Mentre Quirino Conti (L’amico più prezioso “pour faire beau le paysage”) ricorda il suo primo incontro con Tosi avvenuto in occasione di una delle cene romane in compagnia di Natalia Aspesi e Carla Fendi, la costumista italiana premio Oscar Gabriella Pescucci («Piero, dobbiamo girare!») ricorda il piacere, condiviso con il collega, della cura dei dettagli. Segue la testimonianza-omaggio di Maurizio Millenotti (Tutti discepoli, nessun erede), che trova nello sviluppo di un “doppio pedinamento” sia il tentativo di carpire da vicino l’insegnamento del maestro, sia la scoperta personale di una possibile «vocazione ancora inespressa» (p. 50).

Flavio De Bernardinis riconduce l’arte del vestire l’attore (così come la scena) alla capacità di scavo da parte del costumista «nel modo di essere, negli usi, nel vissuto, nel carattere» (p. 52; habĭtus deriva habere, “comportarsi”, da cui l’“arte dell’abitudine”). Attraverso lo sguardo di alcuni dei maggiori registi con cui Tosi ha collaborato, si offrono nuovi punti di vista dai quali osservarne l’operato.

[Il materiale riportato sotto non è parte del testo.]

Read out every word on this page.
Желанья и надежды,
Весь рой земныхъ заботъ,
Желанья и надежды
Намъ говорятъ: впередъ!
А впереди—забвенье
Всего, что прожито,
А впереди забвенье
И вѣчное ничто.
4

Della sua collaborazione con Fellini si occupa Alberto Crespi, mentre Paola Jacobbi (Il cinema addosso. Moda e grandi film da Adrian ad Armani) esamina gli intrecci tra le trame del cinema e gli orditi della moda.

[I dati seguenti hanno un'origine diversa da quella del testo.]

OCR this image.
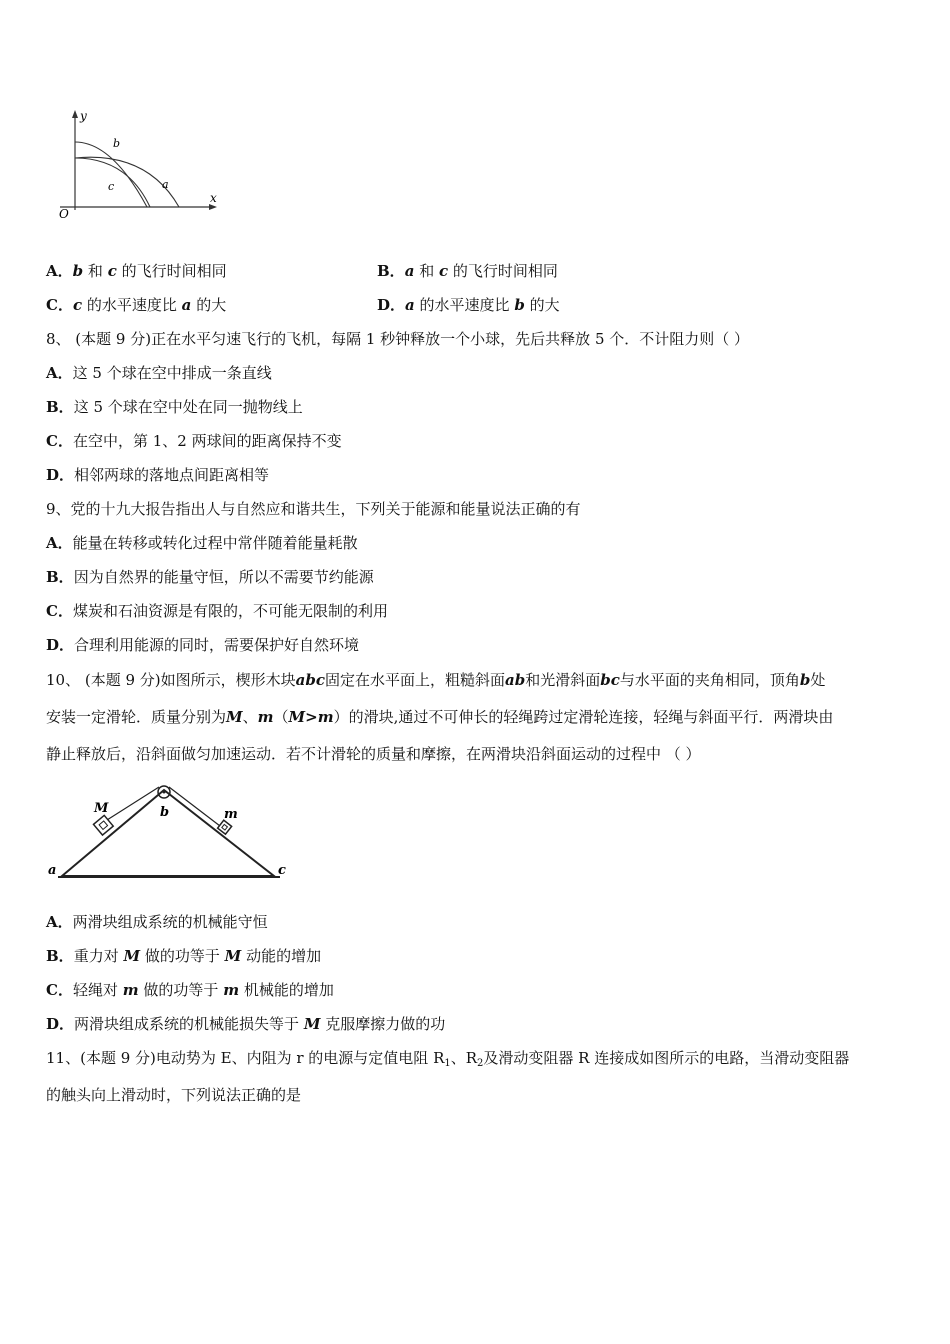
y
x
O
b
c	a
A．b 和 c 的飞行时间相同	B．a 和 c 的飞行时间相同
C．c 的水平速度比 a 的大	D．a 的水平速度比 b 的大
8、 (本题 9 分)正在水平匀速飞行的飞机，每隔 1 秒钟释放一个小球，先后共释放 5 个．不计阻力则（ ）
A．这 5 个球在空中排成一条直线
B．这 5 个球在空中处在同一抛物线上
C．在空中，第 1、2 两球间的距离保持不变
D．相邻两球的落地点间距离相等
9、党的十九大报告指出人与自然应和谐共生，下列关于能源和能量说法正确的有
A．能量在转移或转化过程中常伴随着能量耗散
B．因为自然界的能量守恒，所以不需要节约能源
C．煤炭和石油资源是有限的，不可能无限制的利用
D．合理利用能源的同时，需要保护好自然环境
10、 (本题 9 分)如图所示，楔形木块abc固定在水平面上，粗糙斜面ab和光滑斜面bc与水平面的夹角相同，顶角b处
安装一定滑轮．质量分别为M、m（M>m）的滑块,通过不可伸长的轻绳跨过定滑轮连接，轻绳与斜面平行．两滑块由
静止释放后，沿斜面做匀加速运动．若不计滑轮的质量和摩擦，在两滑块沿斜面运动的过程中 （ ）
M	m
b
a	c
A．两滑块组成系统的机械能守恒
B．重力对 M 做的功等于 M 动能的增加
C．轻绳对 m 做的功等于 m 机械能的增加
D．两滑块组成系统的机械能损失等于 M 克服摩擦力做的功
11、(本题 9 分)电动势为 E、内阻为 r 的电源与定值电阻 $R_1$、$R_2$及滑动变阻器 R 连接成如图所示的电路，当滑动变阻器
的触头向上滑动时，下列说法正确的是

Seguono le Conversazioni. Se nelle prime due (a cura rispettivamente di Caterina Cerra e Alessandra Costa e di Mario Militello) è lo stesso Piero Tosi a raccontarsi, nel dittico che segue il ricordo del maestro all’opera è affidato alla memoria dei registi Gianni Amelio (testimonianza raccolta da Alberto Crespi) e Liliana Cavani («I miei amici comunisti li vorrei far venire qui!», a cura di Domenico Monetti e Luca Pallanch).

Completano questa prima sezione le testimonianze di Claudia Cardinale, Ottavia Piccolo, Rita Pavone, Milena Vukotic, Massimo Ranieri e Giancarlo Giannini, che restituiscono l’alacre lavoro di un perfezionista quale Tosi era.

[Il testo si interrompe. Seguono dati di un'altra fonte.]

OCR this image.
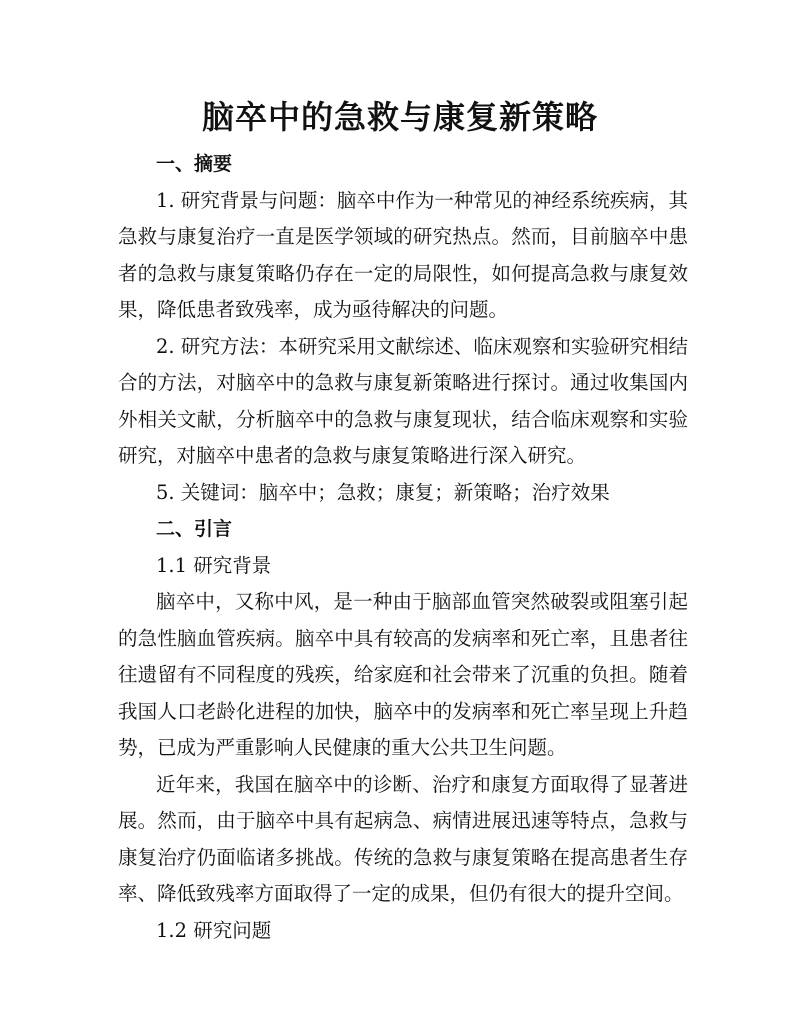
脑卒中的急救与康复新策略

一、摘要

1. 研究背景与问题：脑卒中作为一种常见的神经系统疾病，其急救与康复治疗一直是医学领域的研究热点。然而，目前脑卒中患者的急救与康复策略仍存在一定的局限性，如何提高急救与康复效果，降低患者致残率，成为亟待解决的问题。

2. 研究方法：本研究采用文献综述、临床观察和实验研究相结合的方法，对脑卒中的急救与康复新策略进行探讨。通过收集国内外相关文献，分析脑卒中的急救与康复现状，结合临床观察和实验研究，对脑卒中患者的急救与康复策略进行深入研究。

5. 关键词：脑卒中；急救；康复；新策略；治疗效果

二、引言

1.1 研究背景

脑卒中，又称中风，是一种由于脑部血管突然破裂或阻塞引起的急性脑血管疾病。脑卒中具有较高的发病率和死亡率，且患者往往遗留有不同程度的残疾，给家庭和社会带来了沉重的负担。随着我国人口老龄化进程的加快，脑卒中的发病率和死亡率呈现上升趋势，已成为严重影响人民健康的重大公共卫生问题。

近年来，我国在脑卒中的诊断、治疗和康复方面取得了显著进展。然而，由于脑卒中具有起病急、病情进展迅速等特点，急救与康复治疗仍面临诸多挑战。传统的急救与康复策略在提高患者生存率、降低致残率方面取得了一定的成果，但仍有很大的提升空间。

1.2 研究问题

Nella seconda sezione (decisamente più asciutta della prima), Caterina d’Amico (1988 la “chiamata” del Centro) ripercorre la scoperta da parte di Tosi di una nuova “vocazione”: quella dell’insegnamento. Tale approfondimento è arricchito dal ricordo di coloro che proprio nelle aule della citata scuola romana di cinema ebbero l’occasione di conoscerlo: Paolo Virzì (Un amico col quale è uno spasso perder tempo), Francesco Munzi (La stanza dei segreti), Barbara Bouchet (Il mio Piero… della Francesca), Carolina Crescentini (L’irraggiungibile punto di vita), Paola Minaccioni (Trova il tuo sorriso). Le parole delle attrici e dei registi mettono a fuoco l’immagine di un grande maestro attraverso profili talvolta più teneri, talaltra più duri.

Chiudono il volume il resoconto di Stefano Iachetti sul Fondo Piero Tosi al Centro sperimentale e la descrizione di Laura Ceccarelli e Laura Pompei della biblioteca personale del grande artigiano che raccoglie «materiali rari e di pregio, sia per datazione […] sia per ricchezza degli apparati iconografici» (p. 149). La collezione privata di Tosi testimonia, ancora una volta, un metodo di lavoro di impronta filologica, in cui la costruzione di ogni particolare è il risultato di un attento studio condotto sulle fonti iconografiche. Un ricco scrigno di disegni e illustrazioni che segna non tanto un traguardo, quanto piuttosto un punto di partenza.